Monday, August 23, 2010

I went to bed in Taji, and woke up in Kampala...

Haven't had much to write about lately, and I was quite busy with the Battalion and Brigade Commander's course that we were teaching.  So I have been quite delinquent in my writings.  I found an old picture of a street corner here at Taji taken in 2006.  I was determined to find out where it was taken.  All I could make out was the cross street, Hoosier.  Not all the street signs still exist, and they have done some major re-work (apparently) to some of the buildings, but I was able to locate and snap a photo of the street corner in 2010.  It was actually quite hard to find the right corner, since the street sign is no longer there, and where that corner is located is not a place that we would normally go anymore.  The only way I could really even tell it was the same place is from the tree way off in the distance, and then the power box and shelter.  The building is nowhere near the same as it was just 4 years ago, and they have completely removed the curbs  Just one little piece of the curb remains.

Well, we are in the middle of Ramadan.  And of course no one is eating during the day at the school.  We have to go hide in our office just to get a drink of water.  It is considered bad form to eat or drink or smoke in front of anyone who is fasting...unless, of course, you are a Muslim that isn't fasting!  Then you just blow the smoke in your compadres' faces!  The guys who aren't fasting are horrible to those that are.  Anyway, if you are in America and someone tells you Not to eat in public during the day because it is Ramadan, tell them to get stuffed...the Muslims don't care, why should we?  At least why should we in our OWN Country, anyway?

Last week I went to sleep on Monday night...not too early, not too late.  It was a good night after a long day of training.  I left my CHU to go to work on Tuesday, just like any other day.  I returned to my CHU to find that I was no longer living in Iraq.  Apparently my room did some time-warp thing and ended up in Kampala, Uganda!  All of the guards here in Iraq are from Uganda, and here at Taji, they work for a Company called SOC.  Not sure what that stands for.  Well, anyway, these guys and gals move into my Pod and every piece of outdoor furniture that I have accumulated over the past two months is now GONE!  Also, these people are absolutely fascinated with my satellite dishes.  Yep, you guessed it, they try to move them...making me completely lose the signals again.  Anyway, all is good after I put signs on them to not touch and they belong to a US LTC.  They are scared of me now...not because of my physical ability, just my ability to tell their supervisors (who will send them home).  These guys come over here for 3 years and work 12 on 12 off 7 days a week, no days off.  I guess they get paid more in those three years than they would make in a lifetime in Uganda, so it is worth it to them.  They also, apparently, so not believe in letting anyone else do their laundry.  They use anything they can find to hang up their drying live Internet wires, my air conditioner, their air conditioners, whatever.  Its actually kind of funny.  They also ALWAYS leave their flip-flops on their porches, which leads me to believe that they do understand that someone still owns something even when they leave it outside, well, maybe only if they leave it on their stuff was next to my porch.  Had I actually purchased any of it, I would be mad...but it is not worth ruining their lives (over getting sent home) just for a few pieces of outdoor crap that I accumulated through scrounging myself.

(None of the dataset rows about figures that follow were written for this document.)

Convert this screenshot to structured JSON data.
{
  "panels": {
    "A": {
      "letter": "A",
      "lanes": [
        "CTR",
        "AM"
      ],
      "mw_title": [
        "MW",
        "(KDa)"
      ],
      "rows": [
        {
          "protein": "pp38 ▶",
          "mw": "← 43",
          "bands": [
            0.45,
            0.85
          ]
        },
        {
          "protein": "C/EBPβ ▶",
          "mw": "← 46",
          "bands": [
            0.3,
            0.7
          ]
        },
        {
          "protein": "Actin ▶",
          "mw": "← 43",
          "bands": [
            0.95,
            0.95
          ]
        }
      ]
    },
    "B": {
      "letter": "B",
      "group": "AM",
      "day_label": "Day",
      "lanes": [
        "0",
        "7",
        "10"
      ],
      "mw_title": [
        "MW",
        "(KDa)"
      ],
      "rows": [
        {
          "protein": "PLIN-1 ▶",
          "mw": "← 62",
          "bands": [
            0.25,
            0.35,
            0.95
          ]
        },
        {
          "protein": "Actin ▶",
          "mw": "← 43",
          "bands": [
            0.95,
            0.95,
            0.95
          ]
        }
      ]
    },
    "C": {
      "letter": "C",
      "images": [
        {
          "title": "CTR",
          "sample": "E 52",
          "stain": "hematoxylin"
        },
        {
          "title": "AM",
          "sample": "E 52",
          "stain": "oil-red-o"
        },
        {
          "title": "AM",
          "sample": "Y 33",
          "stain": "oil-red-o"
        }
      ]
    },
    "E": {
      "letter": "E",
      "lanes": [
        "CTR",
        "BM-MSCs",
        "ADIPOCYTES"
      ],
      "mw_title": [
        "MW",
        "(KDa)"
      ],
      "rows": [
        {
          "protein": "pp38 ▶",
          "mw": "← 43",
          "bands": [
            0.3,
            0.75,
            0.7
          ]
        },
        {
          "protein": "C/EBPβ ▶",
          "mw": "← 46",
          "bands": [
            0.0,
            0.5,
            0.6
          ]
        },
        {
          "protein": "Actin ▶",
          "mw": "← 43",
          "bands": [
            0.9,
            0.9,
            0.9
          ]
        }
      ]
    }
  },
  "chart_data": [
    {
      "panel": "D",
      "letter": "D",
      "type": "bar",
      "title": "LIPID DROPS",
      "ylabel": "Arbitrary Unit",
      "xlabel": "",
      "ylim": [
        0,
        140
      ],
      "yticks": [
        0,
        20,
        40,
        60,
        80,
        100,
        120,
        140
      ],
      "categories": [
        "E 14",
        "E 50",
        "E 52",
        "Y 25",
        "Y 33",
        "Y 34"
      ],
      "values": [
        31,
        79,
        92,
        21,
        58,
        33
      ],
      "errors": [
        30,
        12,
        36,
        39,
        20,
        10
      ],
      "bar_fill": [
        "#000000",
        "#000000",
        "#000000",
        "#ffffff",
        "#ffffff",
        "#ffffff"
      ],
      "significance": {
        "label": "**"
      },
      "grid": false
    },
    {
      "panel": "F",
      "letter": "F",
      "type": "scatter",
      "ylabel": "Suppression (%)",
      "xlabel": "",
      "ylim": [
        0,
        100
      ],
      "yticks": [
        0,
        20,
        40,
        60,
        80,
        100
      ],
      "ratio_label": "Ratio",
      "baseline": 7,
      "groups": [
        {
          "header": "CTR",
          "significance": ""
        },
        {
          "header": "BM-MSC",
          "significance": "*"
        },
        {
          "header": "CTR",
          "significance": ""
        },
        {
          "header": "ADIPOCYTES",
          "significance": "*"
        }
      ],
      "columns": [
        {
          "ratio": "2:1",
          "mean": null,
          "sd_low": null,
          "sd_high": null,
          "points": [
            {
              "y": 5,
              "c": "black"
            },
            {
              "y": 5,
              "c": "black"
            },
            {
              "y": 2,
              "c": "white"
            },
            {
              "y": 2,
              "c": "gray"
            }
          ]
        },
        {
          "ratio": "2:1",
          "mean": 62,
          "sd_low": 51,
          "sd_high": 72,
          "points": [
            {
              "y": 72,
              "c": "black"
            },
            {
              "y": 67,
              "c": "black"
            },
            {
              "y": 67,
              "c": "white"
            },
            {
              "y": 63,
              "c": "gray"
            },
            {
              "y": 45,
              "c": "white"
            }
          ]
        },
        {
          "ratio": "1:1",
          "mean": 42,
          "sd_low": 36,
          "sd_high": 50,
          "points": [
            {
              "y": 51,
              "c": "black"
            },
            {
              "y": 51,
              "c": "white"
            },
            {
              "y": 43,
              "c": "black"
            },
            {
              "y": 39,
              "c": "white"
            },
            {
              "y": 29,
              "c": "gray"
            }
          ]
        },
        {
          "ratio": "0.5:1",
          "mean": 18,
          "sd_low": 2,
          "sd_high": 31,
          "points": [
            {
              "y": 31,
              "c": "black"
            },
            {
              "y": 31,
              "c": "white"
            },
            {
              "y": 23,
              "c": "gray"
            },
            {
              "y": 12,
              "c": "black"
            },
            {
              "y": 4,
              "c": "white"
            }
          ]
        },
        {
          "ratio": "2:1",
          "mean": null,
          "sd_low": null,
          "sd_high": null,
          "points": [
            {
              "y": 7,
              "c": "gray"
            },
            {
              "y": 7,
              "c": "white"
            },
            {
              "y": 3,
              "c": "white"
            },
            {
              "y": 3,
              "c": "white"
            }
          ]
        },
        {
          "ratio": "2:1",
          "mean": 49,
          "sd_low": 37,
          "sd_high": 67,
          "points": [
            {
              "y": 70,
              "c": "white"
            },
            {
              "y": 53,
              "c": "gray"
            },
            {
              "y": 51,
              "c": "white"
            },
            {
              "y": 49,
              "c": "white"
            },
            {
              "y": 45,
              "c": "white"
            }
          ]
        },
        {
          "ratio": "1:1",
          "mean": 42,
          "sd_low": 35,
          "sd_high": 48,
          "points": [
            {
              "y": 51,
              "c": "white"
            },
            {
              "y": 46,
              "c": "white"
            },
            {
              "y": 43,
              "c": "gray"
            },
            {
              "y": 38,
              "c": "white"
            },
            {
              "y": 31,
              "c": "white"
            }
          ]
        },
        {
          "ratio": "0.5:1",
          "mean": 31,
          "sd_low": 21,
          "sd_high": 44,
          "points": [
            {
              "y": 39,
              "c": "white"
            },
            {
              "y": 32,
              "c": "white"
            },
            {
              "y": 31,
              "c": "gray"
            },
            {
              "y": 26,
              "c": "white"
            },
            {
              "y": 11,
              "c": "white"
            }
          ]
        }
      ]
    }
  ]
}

The picture to the left is of us getting ready for the end-of-course exercise for the Brigade and Battalion Commanders.  We had 34 Brigade and Battalions Commanders from around the Iraqi Army and Federal Police come to our school to learn about Counterinsurgency and then conduct an exercise.  It was pretty fun, but a lot of work.  Ramadan kind of got in the way of things, since most of the social things that we would do with them involved eating, so we didn't get to have the traditional after class meal with them.

Not much else going on, except us getting ready for a new month-long course in October.  This one will be dealing directly with simulations.  It should be interesting, since they really want my contractors to teach it, and we really want them to teach it.  It takes twice as long to get through a class when we teach it, since we have to wait for the interpreter to translate for us, which means a lot less can be taught.  Anyway, we shall see how it goes.

I must get going, have to get ready to watch the Liverpool game.